You define your thresholds as http_req_duration{url:1}
, but your actual url is https://postman-echo.com/delay/1
. There are at least two solutions around this:
Define your threshold with the full url: http_req_duration{url:https://postman-echo.com/delay/1}
Add user-defined tags to your requests: http.get(fullurl, { tags: { endpoint: url } })
and then match your threshold on this tag: http_req_duration{endpoint:1}
(I thought about the template http.url`...`
, but it doesn't help in your case)
You cannot track transmitted and received data per URL out of the box (so you can't filter the data_sent
and data_received
metrics), but the k6 documentation has an example showing exactly how to solve this task: https://grafana.com/docs/k6/latest/examples/track-transmitted-data-per-url/
If you want to have the tagged metrics in a time series DB, you don't even need to define thresholds. Simply perform your requests (http.get
) and k6 will automatically tag all metric data points. InfluxDB will happily store the tags with each data point and you can later filter or aggregate depending on your needs.

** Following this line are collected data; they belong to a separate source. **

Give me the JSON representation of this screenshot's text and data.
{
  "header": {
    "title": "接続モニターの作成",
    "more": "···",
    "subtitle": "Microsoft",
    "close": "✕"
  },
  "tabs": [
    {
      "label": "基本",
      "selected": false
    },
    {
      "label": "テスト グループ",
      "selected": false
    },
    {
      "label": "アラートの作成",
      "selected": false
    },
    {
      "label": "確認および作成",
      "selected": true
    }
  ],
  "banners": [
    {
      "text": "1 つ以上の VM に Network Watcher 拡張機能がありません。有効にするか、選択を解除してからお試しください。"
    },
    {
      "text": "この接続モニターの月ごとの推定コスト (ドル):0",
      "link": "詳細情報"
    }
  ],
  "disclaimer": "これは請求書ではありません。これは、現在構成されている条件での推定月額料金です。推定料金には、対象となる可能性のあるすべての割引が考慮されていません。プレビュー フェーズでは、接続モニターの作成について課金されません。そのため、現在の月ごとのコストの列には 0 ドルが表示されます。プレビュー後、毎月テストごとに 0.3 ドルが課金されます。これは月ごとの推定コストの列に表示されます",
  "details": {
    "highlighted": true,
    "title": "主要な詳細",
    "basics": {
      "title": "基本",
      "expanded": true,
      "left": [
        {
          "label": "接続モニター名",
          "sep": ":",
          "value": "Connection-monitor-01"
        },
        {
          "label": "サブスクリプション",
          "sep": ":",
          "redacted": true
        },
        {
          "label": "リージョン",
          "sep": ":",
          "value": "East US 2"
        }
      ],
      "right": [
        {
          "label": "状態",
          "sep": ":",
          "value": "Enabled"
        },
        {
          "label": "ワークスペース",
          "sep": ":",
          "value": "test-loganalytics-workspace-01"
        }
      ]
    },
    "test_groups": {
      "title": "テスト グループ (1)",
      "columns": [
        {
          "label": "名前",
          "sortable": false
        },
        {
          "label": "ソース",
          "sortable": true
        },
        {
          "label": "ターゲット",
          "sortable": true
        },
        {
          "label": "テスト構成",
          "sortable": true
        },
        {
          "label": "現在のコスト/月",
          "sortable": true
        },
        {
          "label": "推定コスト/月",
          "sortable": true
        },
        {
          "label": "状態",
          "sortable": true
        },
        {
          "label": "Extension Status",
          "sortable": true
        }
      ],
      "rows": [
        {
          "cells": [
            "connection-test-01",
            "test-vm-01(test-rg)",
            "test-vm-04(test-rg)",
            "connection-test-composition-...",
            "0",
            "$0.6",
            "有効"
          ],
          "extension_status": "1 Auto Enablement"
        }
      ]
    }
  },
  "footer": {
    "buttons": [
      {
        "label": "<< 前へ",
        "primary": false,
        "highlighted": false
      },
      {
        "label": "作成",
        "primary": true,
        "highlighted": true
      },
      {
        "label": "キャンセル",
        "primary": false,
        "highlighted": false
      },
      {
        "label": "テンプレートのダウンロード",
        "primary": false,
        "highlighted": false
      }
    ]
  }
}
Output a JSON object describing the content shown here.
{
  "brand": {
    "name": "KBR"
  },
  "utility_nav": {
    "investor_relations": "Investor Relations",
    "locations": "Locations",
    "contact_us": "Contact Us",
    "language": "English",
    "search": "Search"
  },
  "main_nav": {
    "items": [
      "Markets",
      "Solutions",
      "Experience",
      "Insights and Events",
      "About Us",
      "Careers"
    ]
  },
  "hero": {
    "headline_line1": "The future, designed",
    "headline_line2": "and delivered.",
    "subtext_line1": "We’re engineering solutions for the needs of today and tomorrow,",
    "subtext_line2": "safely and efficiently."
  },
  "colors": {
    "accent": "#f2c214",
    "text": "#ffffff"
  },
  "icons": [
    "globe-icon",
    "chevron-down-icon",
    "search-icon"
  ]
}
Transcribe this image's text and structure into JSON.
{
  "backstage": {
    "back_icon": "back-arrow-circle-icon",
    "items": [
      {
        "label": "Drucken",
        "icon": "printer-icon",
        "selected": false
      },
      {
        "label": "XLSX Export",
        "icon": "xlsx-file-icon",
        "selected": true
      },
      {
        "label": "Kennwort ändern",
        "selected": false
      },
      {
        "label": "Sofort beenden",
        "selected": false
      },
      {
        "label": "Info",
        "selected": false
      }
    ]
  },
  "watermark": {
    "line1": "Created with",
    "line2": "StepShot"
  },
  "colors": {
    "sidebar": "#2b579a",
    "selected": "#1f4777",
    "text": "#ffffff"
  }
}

To summarize, if you want to have metrics per endpoint in a time series DB, such as Influx, the following script should be sufficient:
import http from 'k6/http';
import { sleep } from 'k6';
// Define URLs to test
const urls = [
"1",
"2",
"5",
];
export default function () {
// Perform the HTTP GET request
for (const url of urls) {
const fullurl = `https://postman-echo.com/delay/${url}`;
const resp = http.get(fullurl);
sleep(0.2);
};
// Optional: Add a small delay between requests to simulate realistic load
sleep(1);
}
And then run your script with the result output set to the appropriate value, e.g.:
$ k6 run --out influxdb=http://influx:8086/k6 script.js
You don't need to change anything else in your script and will get all (tagged) metrics ingested into InfluxDB.
Of course, if you want to track data sent and received, you have to add one (!) custom metric and submit tagged metrics as outlined in the documentation.